Sec. 1456.002. APPLICABILITY OF CHAPTER. (a) This chapter applies to any health benefit plan that:
(1) provides benefits for medical or surgical expenses incurred as a result of a health condition, accident, or sickness, including an individual, group, blanket, or franchise insurance policy or insurance agreement, a group hospital service contract, or an individual or group evidence of coverage that is offered by:
(A) an insurance company;
(B) a group hospital service corporation operating under Chapter 842;
(C) a fraternal benefit society operating under Chapter 885;
(D) a stipulated premium company operating under Chapter 884;
(E) a health maintenance organization operating under Chapter 843;
(F) a multiple employer welfare arrangement that holds a certificate of authority under Chapter 846;
(G) an approved nonprofit health corporation that holds a certificate of authority under Chapter 844; or
(H) an entity not authorized under this code or another insurance law of this state that contracts directly for health care services on a risk-sharing basis, including a capitation basis; or
(2) provides health and accident coverage through a risk pool created under Chapter 172, Local Government Code, notwithstanding Section 172.014, Local Government Code, or any other law.
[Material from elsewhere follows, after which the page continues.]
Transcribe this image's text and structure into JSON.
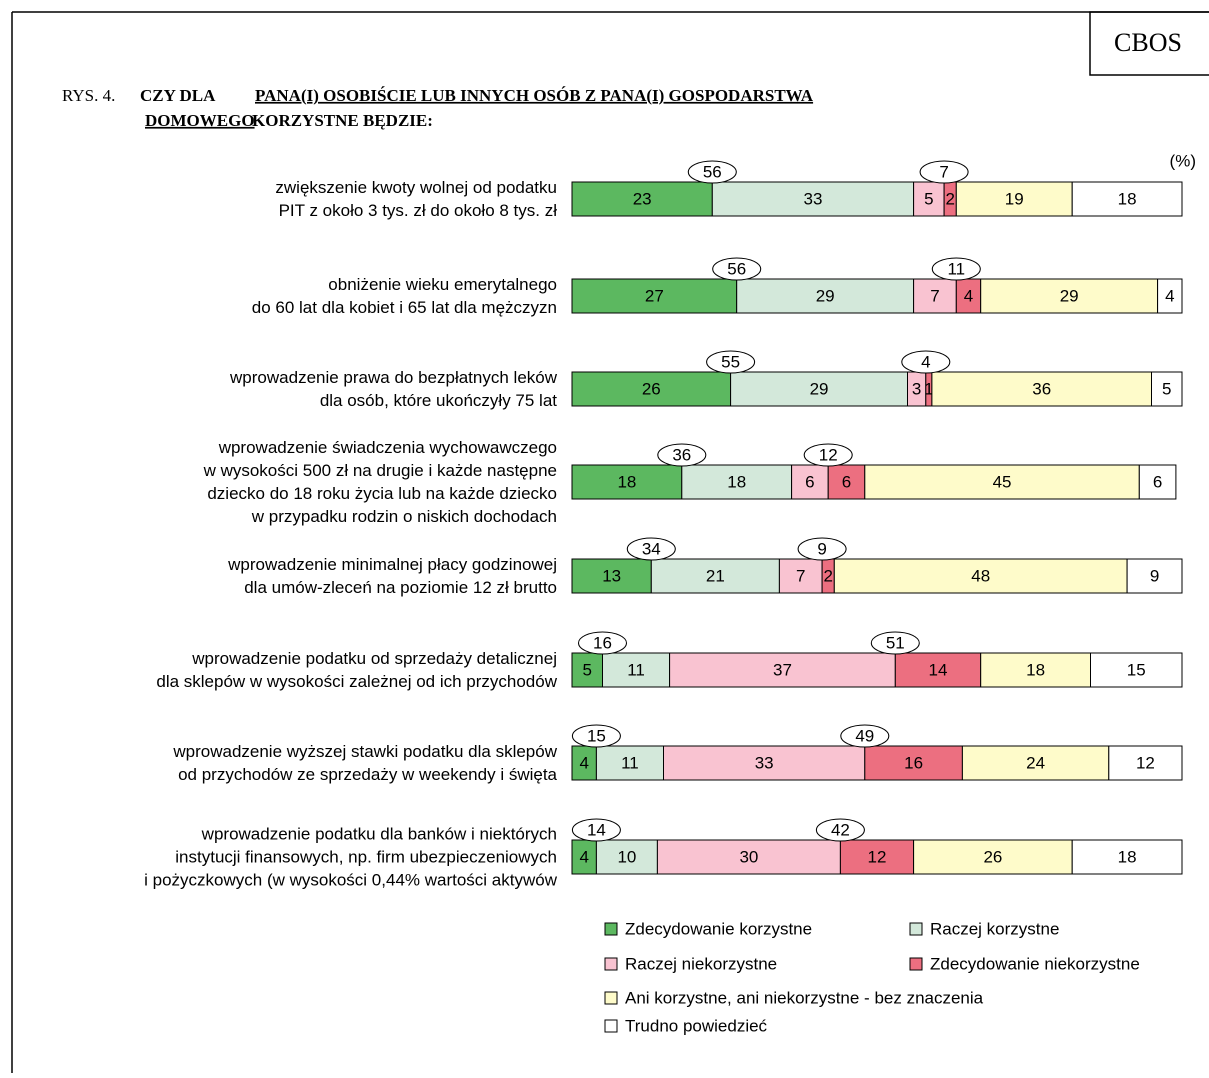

(b) This chapter applies to a person to whom a health benefit plan contracts to:
(1) process or pay claims;
(2) obtain the services of physicians or other providers to provide health care services to enrollees; or
(3) issue verifications or preauthorizations.
(c) This chapter does not apply to:
(1) Medicaid managed care programs operated under Chapter 533, Government Code;
(2) Medicaid programs operated under Chapter 32, Human Resources Code; or
(3) the state child health plan operated under Chapter 62 or 63, Health and Safety Code.
Added by Acts 2007, 80th Leg., R.S., Ch. 997 (S.B. 1731), Sec. 11, eff. September 1, 2007.